Should You Get Rid of Your Credit Cards?
Taking the plunge into debt-free living can be difficult, especially for anyone with large amounts of debt. After all, decreasing your debt is something that takes time, discipline, and self-control. Despite this, many families are choosing to get rid of their debt, ditch the credit cards, and start paying cash for their purchases. On the other hand, credit cards can be an extremely useful resource for travel-hacking and earning free vacations and trips if used properly.
If you’ve been thinking of trying to live a debt-free life, there are a number of ways you can decide if this drastic move is for you.
First off, consider your current lifestyle.
- How often do you currently use your credit cards?
- Do you tend to make large purchases that you plan to pay off later?
- How would you feel about saving up the money to buy something first?
- Do you pay off the balance of all of your cards in full each month? If you like the idea of travel-hacking and using your credit cards to earn free trips or vacations but you don’t have the financial resources or discipline to pay off your cards in full every single month, credit cards may not be a good choice for your family at this time.
If you don’t have a problem with planning for your purchases, making the transition to paying cash probably won’t be too challenging.
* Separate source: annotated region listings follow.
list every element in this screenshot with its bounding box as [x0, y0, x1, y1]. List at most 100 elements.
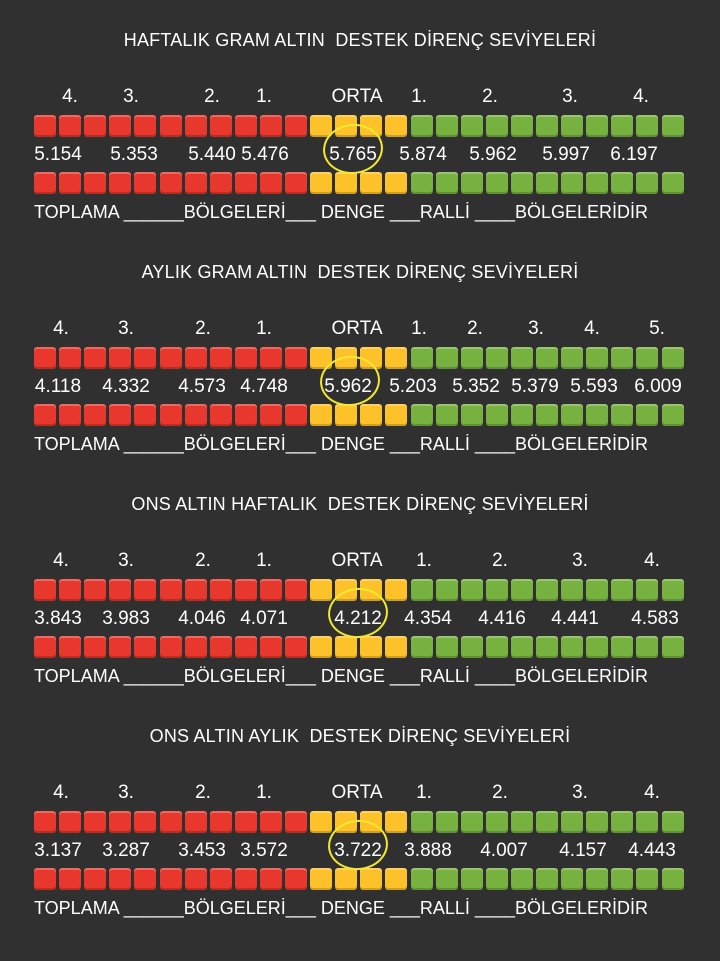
level-label: 1.	[416, 550, 432, 571]
red-square-icon	[234, 811, 257, 833]
level-label: 4.	[53, 782, 69, 803]
red-square-icon	[184, 579, 207, 601]
green-square-icon	[661, 115, 684, 137]
red-square-icon	[184, 172, 207, 194]
red-square-icon	[159, 811, 182, 833]
level-value: 5.203	[389, 376, 437, 397]
red-square-icon	[259, 579, 282, 601]
red-square-icon	[234, 868, 257, 890]
red-square-icon	[209, 636, 232, 658]
red-square-icon	[234, 636, 257, 658]
red-square-icon	[234, 347, 257, 369]
red-square-icon	[209, 579, 232, 601]
level-label: 3.	[123, 86, 139, 107]
red-square-icon	[285, 347, 307, 369]
red-square-icon	[234, 404, 257, 426]
red-square-icon	[234, 115, 257, 137]
red-square-icon	[134, 579, 157, 601]
red-square-icon	[59, 115, 82, 137]
yellow-square-icon	[360, 579, 383, 601]
red-square-icon	[159, 868, 182, 890]
red-square-icon	[109, 115, 132, 137]
yellow-square-icon	[335, 579, 358, 601]
level-label: 1.	[411, 86, 427, 107]
red-square-icon	[59, 172, 82, 194]
red-square-icon	[285, 811, 307, 833]
section-monthly-ounce-gold: ONS ALTIN AYLIK DESTEK DİRENÇ SEVİYELERİ…	[0, 696, 720, 928]
green-square-icon	[586, 404, 609, 426]
level-value: 5.352	[452, 376, 500, 397]
level-label: 1.	[256, 782, 272, 803]
green-square-icon	[586, 636, 609, 658]
red-square-icon	[184, 347, 207, 369]
red-square-icon	[259, 868, 282, 890]
red-square-icon	[209, 115, 232, 137]
red-square-icon	[109, 579, 132, 601]
level-value: 4.443	[628, 840, 676, 861]
green-square-icon	[410, 868, 433, 890]
red-square-icon	[159, 636, 182, 658]
green-square-icon	[611, 115, 634, 137]
zone-legend: TOPLAMA ______BÖLGELERİ___ DENGE ___RALL…	[34, 898, 648, 918]
level-value: 3.287	[102, 840, 150, 861]
yellow-square-icon	[360, 868, 383, 890]
level-value: 6.197	[610, 144, 658, 165]
green-square-icon	[485, 172, 508, 194]
level-label: 4.	[644, 550, 660, 571]
level-value: 3.983	[102, 608, 150, 629]
red-square-icon	[34, 172, 56, 194]
red-square-icon	[285, 579, 307, 601]
green-square-icon	[510, 636, 533, 658]
green-square-icon	[636, 347, 659, 369]
level-label: 1.	[411, 318, 427, 339]
green-square-icon	[536, 404, 558, 426]
level-label: 2.	[482, 86, 498, 107]
green-square-icon	[561, 347, 584, 369]
red-square-icon	[34, 868, 56, 890]
yellow-square-icon	[335, 347, 358, 369]
red-square-icon	[234, 172, 257, 194]
level-value: 3.453	[178, 840, 226, 861]
green-square-icon	[661, 347, 684, 369]
green-square-icon	[510, 404, 533, 426]
red-square-icon	[159, 579, 182, 601]
zone-legend: TOPLAMA ______BÖLGELERİ___ DENGE ___RALL…	[34, 666, 648, 686]
green-square-icon	[611, 404, 634, 426]
red-square-icon	[59, 579, 82, 601]
level-label: 4.	[584, 318, 600, 339]
green-square-icon	[435, 636, 458, 658]
green-square-icon	[435, 404, 458, 426]
green-square-icon	[410, 811, 433, 833]
yellow-square-icon	[335, 811, 358, 833]
green-square-icon	[410, 347, 433, 369]
red-square-icon	[134, 404, 157, 426]
level-label: 1.	[256, 86, 272, 107]
green-square-icon	[586, 347, 609, 369]
green-square-icon	[510, 347, 533, 369]
level-value: 5.353	[110, 144, 158, 165]
green-square-icon	[586, 811, 609, 833]
green-square-icon	[611, 172, 634, 194]
level-label: 4.	[53, 318, 69, 339]
red-square-icon	[184, 868, 207, 890]
red-square-icon	[84, 115, 107, 137]
red-square-icon	[259, 404, 282, 426]
level-value: 4.354	[404, 608, 452, 629]
yellow-square-icon	[360, 115, 383, 137]
zone-bar-bottom	[34, 404, 684, 426]
red-square-icon	[285, 172, 307, 194]
level-label: 3.	[572, 550, 588, 571]
red-square-icon	[259, 172, 282, 194]
level-label: 3.	[528, 318, 544, 339]
level-value: 4.071	[240, 608, 288, 629]
level-value: 4.332	[102, 376, 150, 397]
green-square-icon	[435, 347, 458, 369]
green-square-icon	[661, 868, 684, 890]
section-title: ONS ALTIN HAFTALIK DESTEK DİRENÇ SEVİYEL…	[131, 494, 589, 514]
green-square-icon	[561, 404, 584, 426]
green-square-icon	[460, 115, 483, 137]
green-square-icon	[661, 579, 684, 601]
level-value: 5.874	[399, 144, 447, 165]
level-label: 2.	[204, 86, 220, 107]
red-square-icon	[234, 579, 257, 601]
If, however, you tend to buy things without consideration for the cost or you like to buy things spontaneously, this might not work.
Next, make sure that you discuss your plans with your spouse or partner. Realize that choosing to pay off debt and start saving for purchases is a change that will affect your entire family. While you don’t have to cut out all of your personal or fun expenditures, you will need to minimize the amount of money you spend on these while you’re whittling down your debt.
Make sure you talk about this thoroughly with your partner so that you are both on the same page. It could be incredibly frustrating to try to start saving money if your partner doesn’t think it’s as important as you do and continues spending with or without your knowledge.
Finally, consider how often you have emergency expenses. Credit cards can be used for an emergency tow if your car breaks down, for an unplanned school fee, or even for emergencies while you’re on a trip. If you have a cash emergency account, you may not need credit cards in case of an emergency.
If you don’t have your savings account built up yet, however, you may want to plan to keep at least one credit card for emergency situations. Additionally, some families with teenagers or college students choose to keep a credit card that their child can use while away at school.
Regardless of your decision, make sure that you consider all of your options. It’s also important to remember to be patient with yourself and your family. Lifestyle changes, even something like building up a savings account, can be difficult. You may have some arguments or some bumps in the road, but with perseverance and open communication, you can start to lead the financial life you’ve been hoping for.